According to Elizabeth Mann, an immunologist at the University of Manchester and one of the study leaders, this finding was interesting. CXCR6 is the receptor for a protein called CXCL16—the two bind together. CXCL16 is sometimes expressed in the lungs, and its levels have also been found to increase during acute and long Covid. The scientists hypothesized that, with Covid having increased CXCR6 in the monocytes, this then caused them to travel more readily toward the lungs to bind with the increased CXCL16. This, they say, may have contributed to prolonged inflammation or damage.
To test this hypothesis, the scientists took monocytes from the long Covid patients with breathlessness and placed them in the top layer of a special tissue culture plate.

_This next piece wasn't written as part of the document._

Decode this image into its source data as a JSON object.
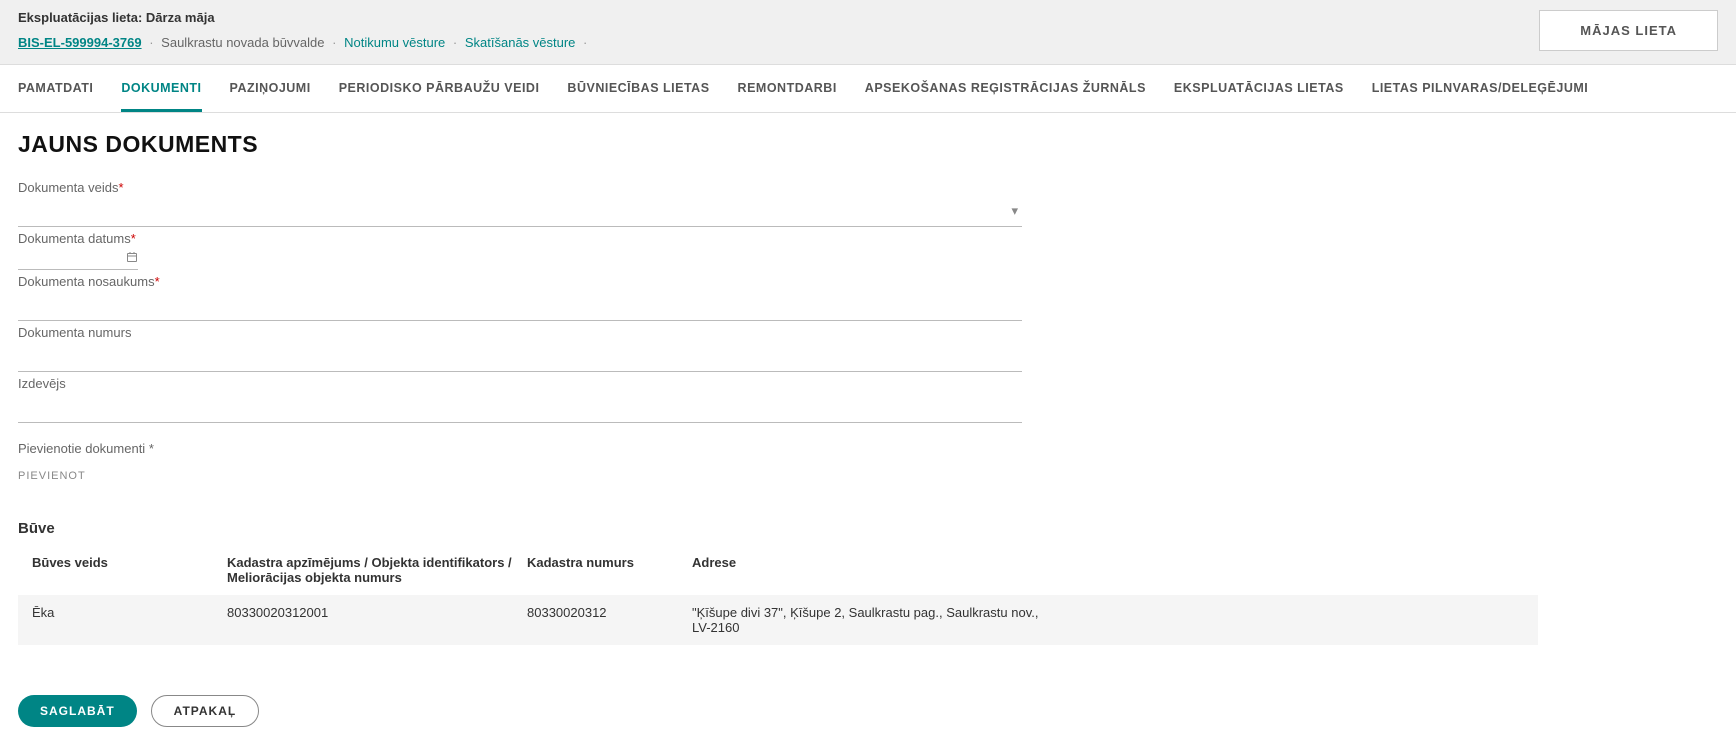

On the bottom of the plate, they added CXCL16. If the hypothesis was true, the scientists anticipated seeing the monocytes from long Covid patients with breathlessness moving more rapidly toward the CXCL16 on the bottom of the plate, in comparison with healthy controls. That was exactly what they saw. “This enhanced CXCR6 does actually correspond to increased migration of monocytes to the CXCL16,” Mann says.

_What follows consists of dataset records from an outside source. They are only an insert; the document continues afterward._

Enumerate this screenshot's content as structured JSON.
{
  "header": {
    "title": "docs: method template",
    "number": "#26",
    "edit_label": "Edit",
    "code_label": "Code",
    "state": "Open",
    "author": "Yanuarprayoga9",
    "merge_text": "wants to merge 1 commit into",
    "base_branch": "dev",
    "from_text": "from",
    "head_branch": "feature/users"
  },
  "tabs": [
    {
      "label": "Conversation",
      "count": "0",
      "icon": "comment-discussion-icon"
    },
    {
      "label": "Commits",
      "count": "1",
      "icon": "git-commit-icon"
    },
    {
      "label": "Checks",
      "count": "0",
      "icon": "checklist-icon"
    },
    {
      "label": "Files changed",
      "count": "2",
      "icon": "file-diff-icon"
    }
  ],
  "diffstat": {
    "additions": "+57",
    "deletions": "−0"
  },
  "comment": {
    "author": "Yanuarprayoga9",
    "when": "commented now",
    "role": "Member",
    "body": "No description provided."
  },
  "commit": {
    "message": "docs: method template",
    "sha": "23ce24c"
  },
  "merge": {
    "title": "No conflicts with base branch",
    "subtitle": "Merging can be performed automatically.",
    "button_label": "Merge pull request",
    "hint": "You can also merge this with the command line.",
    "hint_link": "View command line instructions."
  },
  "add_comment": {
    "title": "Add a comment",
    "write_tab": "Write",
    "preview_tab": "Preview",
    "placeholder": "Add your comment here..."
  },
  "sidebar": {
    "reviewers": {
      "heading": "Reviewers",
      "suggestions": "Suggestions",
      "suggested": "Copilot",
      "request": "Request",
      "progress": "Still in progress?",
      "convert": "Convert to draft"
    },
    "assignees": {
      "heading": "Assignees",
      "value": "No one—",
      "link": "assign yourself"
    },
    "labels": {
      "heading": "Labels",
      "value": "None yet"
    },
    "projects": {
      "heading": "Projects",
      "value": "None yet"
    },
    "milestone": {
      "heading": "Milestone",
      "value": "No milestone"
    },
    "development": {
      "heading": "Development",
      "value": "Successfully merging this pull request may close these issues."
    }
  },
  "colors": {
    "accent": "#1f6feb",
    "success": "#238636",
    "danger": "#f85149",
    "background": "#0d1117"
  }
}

For Mann, Pearmain, and the rest of the team, this finding gives some insight into what biologically might be contributing to long Covid symptoms like breathlessness. When the team looked at blood samples from patients who had recovered from RSV or flu, they didn’t find the increased CXCR6 on monocytes that was characteristic of long Covid patients. Mann thinks that this demonstrates how monocytes in long Covid become abnormal during the acute infection and don’t recover, meaning that they persist in being drawn into the lungs and cause inflammation. This could be what leads to something like breathlessness longer term. “You need monocyte migration to go and clear the infection,” Mann says. “Once you’ve recovered, you’d hope that it goes back to normal—but it doesn’t, it seems to just stay dysregulated.”

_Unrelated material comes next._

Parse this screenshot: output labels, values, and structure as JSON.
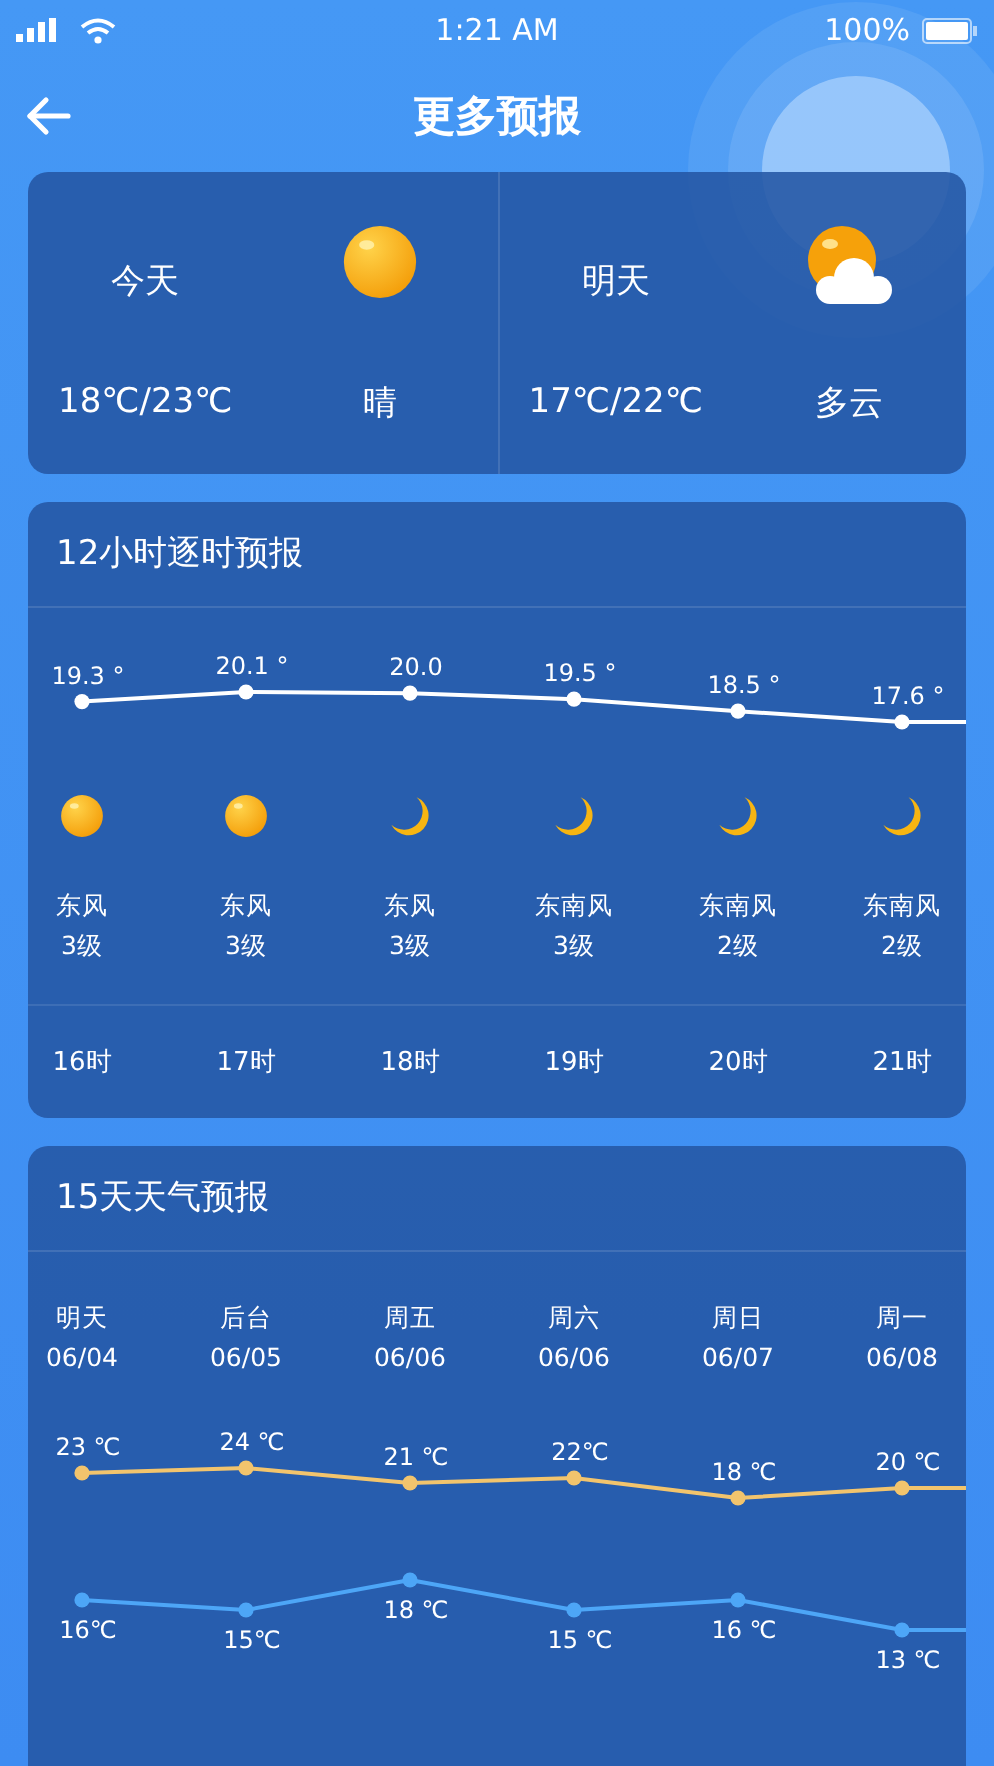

These findings “add more to the story that there’s this dysfunctional immune response that persists in people with Covid,” says Eric Topol, a cardiologist at the Scripps Research Institute who is unaffiliated with the study. It’s a sentiment shared by David Martinez, an immunologist at Yale University, who told WIRED that it will also be “important to validate these findings in independent and larger studies that include additional human populations, such as African American and Latin individuals, who also experience long Covid.” The patients used in Mann and Pearmain’s study were predominantly white.
The next step for the scientists will be to try to modulate some of the pathways identified in monocytes—for example, using drugs to lower CXCR6 in animal models and seeing if symptoms improve. This may well have an impact on breathlessness. However, it ultimately may take more than one drug or treatment to fully alleviate the diverse array of other long Covid symptoms that patients experience. “There appear to be different mechanisms for different symptoms,” Pearmain says. “So, I don’t think we’re going to get a magic bullet that cures long Covid by just going to one source of the problem.”
To Pearmain, their study highlights what a complex disease long Covid is—and how even between long Covid patients, there is quite a bit of variation in what people experience. Some of the patients had breathlessness while others had lingering fatigue. And alongside these symptoms, patients had different levels of lung damage and CXCR6 expression. “I think that it’s very clear from this study and others that you need to be targeting the right therapy to the right patient,” he says. “That’s where I think the future of long Covid treatments will be.”